---
title: AD medications and their sensor footprints
type: concept
last_updated: 2026-04-25
sources:
  - code/kb_loader/data/clinical/medications.json
status: settled
---

# AD medications

Two main classes plus the recent disease-modifying mAbs. Each has a sensor-level footprint that the agents must distinguish from disease progression.

## Cholinesterase inhibitors (donepezil, rivastigmine, galantamine)

- Indication: MCI → moderate AD.
- Effect: modest symptomatic improvement, ~3 months delayed progression (Birks 2006 meta-analysis).
- Side effects: nausea, diarrhoea (20–40% discontinue), bradycardia.
- **Sensor footprint:** PPG must monitor for bradycardia (medication side-effect, not autonomic decline). EDA may show GI-distress signatures.

## Memantine (NMDA antagonist)

- Indication: moderate–severe AD.
- Mechanism: glutamate excitotoxicity modulation.
- Often combined with cholinesterase inhibitors at later stages.

## Disease-modifying mAbs (Lecanemab, Donanemab)

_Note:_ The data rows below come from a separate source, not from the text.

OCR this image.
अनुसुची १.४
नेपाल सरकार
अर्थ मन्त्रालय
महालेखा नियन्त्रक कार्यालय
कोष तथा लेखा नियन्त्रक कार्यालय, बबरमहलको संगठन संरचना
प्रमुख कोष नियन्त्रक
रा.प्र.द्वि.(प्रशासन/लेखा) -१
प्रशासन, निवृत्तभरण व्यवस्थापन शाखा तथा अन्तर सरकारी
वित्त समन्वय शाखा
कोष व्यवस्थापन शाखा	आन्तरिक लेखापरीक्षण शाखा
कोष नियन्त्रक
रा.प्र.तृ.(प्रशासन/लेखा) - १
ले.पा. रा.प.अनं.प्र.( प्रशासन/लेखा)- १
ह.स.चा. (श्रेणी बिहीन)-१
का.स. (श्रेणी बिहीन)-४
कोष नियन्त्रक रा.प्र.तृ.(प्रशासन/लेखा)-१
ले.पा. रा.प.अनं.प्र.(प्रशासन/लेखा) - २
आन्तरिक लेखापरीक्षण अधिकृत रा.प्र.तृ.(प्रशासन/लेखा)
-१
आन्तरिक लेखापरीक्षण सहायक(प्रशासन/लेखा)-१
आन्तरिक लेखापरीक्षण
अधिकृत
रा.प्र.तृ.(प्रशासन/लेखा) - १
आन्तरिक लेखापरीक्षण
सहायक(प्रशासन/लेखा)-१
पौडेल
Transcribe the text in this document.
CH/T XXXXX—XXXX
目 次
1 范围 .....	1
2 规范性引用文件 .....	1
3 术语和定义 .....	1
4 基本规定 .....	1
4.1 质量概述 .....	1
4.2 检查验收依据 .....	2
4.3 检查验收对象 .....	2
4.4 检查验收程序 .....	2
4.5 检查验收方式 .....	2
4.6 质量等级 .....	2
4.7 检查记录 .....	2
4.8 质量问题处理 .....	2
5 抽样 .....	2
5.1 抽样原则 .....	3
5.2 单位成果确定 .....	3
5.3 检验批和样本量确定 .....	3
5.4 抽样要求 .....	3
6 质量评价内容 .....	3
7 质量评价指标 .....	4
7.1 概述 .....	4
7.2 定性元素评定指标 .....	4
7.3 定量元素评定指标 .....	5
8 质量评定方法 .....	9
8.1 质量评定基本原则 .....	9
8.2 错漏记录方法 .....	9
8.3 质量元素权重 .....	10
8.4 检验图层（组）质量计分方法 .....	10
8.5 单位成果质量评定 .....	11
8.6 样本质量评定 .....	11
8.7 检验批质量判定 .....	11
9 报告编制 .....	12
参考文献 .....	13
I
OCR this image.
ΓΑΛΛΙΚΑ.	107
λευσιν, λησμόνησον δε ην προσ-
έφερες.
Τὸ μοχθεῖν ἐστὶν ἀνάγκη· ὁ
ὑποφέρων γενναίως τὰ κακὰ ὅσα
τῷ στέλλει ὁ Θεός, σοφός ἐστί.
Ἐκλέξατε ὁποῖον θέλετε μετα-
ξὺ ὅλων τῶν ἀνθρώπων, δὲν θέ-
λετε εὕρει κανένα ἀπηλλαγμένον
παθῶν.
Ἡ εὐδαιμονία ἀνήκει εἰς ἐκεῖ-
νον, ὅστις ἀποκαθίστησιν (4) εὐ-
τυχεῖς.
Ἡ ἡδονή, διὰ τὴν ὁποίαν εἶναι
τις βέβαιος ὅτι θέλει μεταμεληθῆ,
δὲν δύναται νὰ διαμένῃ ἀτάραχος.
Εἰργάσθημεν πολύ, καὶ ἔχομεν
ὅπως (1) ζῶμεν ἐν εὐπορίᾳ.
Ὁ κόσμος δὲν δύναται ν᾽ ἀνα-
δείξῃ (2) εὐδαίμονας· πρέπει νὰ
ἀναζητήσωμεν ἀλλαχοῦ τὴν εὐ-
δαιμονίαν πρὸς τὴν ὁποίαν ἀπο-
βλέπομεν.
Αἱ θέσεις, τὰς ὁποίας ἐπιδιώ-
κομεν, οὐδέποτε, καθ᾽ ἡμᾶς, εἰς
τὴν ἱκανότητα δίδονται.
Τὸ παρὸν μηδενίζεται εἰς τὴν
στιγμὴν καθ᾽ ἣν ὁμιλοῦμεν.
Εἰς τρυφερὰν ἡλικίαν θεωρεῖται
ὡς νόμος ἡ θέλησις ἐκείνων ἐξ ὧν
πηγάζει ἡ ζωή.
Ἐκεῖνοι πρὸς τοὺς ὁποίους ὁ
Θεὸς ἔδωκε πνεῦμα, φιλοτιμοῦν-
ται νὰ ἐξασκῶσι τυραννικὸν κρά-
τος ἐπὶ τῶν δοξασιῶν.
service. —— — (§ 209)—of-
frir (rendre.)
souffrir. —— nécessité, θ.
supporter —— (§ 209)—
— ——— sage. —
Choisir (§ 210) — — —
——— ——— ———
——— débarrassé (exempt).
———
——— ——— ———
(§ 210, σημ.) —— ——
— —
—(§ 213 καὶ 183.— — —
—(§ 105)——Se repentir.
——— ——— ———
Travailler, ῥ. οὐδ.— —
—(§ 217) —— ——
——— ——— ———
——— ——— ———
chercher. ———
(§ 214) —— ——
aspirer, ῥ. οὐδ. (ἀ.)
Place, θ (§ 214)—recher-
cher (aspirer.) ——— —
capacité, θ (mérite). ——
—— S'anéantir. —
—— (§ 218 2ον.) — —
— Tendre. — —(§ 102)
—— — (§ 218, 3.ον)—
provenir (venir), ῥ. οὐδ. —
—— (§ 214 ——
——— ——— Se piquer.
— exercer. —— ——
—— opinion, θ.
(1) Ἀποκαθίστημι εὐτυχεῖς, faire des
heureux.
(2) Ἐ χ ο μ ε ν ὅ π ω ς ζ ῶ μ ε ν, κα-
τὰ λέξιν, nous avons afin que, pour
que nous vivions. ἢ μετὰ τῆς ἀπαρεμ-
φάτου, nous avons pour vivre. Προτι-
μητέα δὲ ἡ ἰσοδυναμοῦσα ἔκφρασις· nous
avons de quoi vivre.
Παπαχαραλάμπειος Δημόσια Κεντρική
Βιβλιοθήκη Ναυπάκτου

- Indication: MCI / mild AD with confirmed amyloid positivity.
- FDA approval but limited window of efficacy — reinforces the value of *early staging* that this project targets.

## Why agents need this

The [Autonomic agent](../agents/autonomic_agent.md) and [Emotion-behavior agent](../agents/emotion_behavior_agent.md) must subtract medication effects before attributing changes to disease progression. The patient profile carried in `ContextInfo` includes `medication_taken_today` for this reason — see [`code/src/utils/data_models.py`](../../code/src/utils/data_models.py).

## Source

[`code/kb_loader/data/clinical/medications.json`](../../code/kb_loader/data/clinical/medications.json).